3. Develop the role of the pharmacist. While implementing technology is an important step in optimizing pharmaceutical operations, healthcare organizations need to rethink the role of the pharmacist.

This idea is being played out on a national scale with two bipartisan laws which aim to confer the status of care provider on pharmacists in certain situations. The legislation recognizes that pharmacists can assist other health care providers in providing certain types of patient care when there is a shortage of primary care providers. This can include medication management, point-of-care testing, vaccinations, and chronic disease management. If passed, these bills would allow Medicare to pay for services already reimbursed by a number of commercial payers in several states.

Granting health care provider status to pharmacists could help reduce health disparities. It could also pave the way for strengthening healthcare delivery models that could be deployed in a crisis. As new emergencies arise, pharmacists may have the opportunity to engage in care delivery, support other clinicians, and help patients who do not have access to primary care services to receive timely interventions during uncertain times.

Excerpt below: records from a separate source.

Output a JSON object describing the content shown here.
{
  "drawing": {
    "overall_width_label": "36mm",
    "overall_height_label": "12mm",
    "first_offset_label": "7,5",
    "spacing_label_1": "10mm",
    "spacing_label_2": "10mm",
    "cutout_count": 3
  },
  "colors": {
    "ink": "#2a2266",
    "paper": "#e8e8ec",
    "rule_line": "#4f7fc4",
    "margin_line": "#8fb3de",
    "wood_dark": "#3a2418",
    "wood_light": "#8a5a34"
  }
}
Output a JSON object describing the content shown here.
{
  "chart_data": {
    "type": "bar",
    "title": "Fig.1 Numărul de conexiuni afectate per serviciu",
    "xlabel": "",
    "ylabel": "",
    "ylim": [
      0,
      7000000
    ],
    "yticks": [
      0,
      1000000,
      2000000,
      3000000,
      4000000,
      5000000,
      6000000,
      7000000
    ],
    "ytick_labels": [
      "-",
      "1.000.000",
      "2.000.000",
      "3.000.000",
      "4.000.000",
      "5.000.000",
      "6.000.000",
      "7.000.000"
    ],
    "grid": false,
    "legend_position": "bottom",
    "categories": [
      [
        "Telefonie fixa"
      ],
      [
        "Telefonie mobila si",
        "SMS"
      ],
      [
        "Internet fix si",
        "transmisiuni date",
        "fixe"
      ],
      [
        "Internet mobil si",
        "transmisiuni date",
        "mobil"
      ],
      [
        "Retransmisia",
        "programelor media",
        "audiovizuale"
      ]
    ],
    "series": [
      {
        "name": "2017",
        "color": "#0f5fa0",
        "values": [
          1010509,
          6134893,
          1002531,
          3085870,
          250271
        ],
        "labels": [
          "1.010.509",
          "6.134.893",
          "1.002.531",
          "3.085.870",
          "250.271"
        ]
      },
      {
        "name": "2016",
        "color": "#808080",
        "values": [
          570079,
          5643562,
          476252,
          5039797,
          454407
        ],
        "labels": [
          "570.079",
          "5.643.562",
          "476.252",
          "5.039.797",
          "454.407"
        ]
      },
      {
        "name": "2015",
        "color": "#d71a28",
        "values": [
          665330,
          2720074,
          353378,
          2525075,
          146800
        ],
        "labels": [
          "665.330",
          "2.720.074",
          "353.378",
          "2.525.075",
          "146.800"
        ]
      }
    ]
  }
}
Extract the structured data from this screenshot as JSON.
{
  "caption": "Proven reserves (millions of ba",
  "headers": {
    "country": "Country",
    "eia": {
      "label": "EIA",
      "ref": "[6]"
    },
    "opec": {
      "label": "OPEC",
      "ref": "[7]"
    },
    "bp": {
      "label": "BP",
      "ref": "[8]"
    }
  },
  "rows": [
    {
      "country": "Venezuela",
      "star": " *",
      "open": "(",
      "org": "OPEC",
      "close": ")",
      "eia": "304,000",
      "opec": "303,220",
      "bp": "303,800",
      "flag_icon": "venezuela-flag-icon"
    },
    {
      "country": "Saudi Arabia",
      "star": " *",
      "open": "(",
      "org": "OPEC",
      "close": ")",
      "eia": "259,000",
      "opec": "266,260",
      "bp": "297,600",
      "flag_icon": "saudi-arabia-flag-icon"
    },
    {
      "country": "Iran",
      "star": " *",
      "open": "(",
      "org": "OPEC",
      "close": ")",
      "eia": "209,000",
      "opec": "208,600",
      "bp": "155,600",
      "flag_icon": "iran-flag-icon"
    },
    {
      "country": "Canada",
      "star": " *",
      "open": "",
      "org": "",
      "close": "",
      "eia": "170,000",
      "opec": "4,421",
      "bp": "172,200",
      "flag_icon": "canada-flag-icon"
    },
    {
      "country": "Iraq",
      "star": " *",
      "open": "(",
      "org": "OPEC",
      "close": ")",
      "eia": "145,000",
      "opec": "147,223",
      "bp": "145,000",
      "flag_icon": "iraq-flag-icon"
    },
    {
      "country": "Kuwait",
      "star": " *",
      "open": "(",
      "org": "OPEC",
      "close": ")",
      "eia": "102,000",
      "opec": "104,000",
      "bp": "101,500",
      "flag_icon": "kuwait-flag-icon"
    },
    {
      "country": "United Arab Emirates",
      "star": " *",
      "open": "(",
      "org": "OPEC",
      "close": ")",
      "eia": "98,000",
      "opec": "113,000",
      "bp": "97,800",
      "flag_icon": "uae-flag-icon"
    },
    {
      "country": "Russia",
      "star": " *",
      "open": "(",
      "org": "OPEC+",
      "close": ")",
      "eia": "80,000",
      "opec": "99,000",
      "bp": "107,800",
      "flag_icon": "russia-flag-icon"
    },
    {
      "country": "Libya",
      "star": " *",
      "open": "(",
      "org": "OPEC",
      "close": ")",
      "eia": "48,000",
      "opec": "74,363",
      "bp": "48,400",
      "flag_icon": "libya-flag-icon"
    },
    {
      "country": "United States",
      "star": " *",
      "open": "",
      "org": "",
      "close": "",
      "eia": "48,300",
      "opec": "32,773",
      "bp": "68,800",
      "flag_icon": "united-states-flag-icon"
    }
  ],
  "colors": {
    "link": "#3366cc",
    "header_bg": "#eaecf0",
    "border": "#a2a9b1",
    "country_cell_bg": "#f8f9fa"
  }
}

The pharmacy is at a crossroads

Healthcare organizations have a decision to make. They can continue to rely on outdated manual methods that hinder productivity and increase risk, or they can seize the opportunity of technology to transform pharmacy operations, elevating the role of the pharmacist. By introducing automation and leveraging data intelligence, organizations can improve consistency, efficiency, and resilience while enabling pharmacists to operate at the peak of their license. This transformational approach can improve patient care in the short term and better prepare healthcare organizations for what’s to come.

About Denis Wright
Dennis Wright is Senior Director, Product Marketing for Omnicell, and is responsible for leading product marketing efforts for Omnicell’s portfolio of automation, intelligence and technology services solutions. These technologies support the intelligent infrastructure that will realize the vision of autonomous pharmacy. Mr. Wright holds a bachelor’s degree from Thiel College and a marketing-focused MBA from the University of Pittsburgh, Katz School of Business.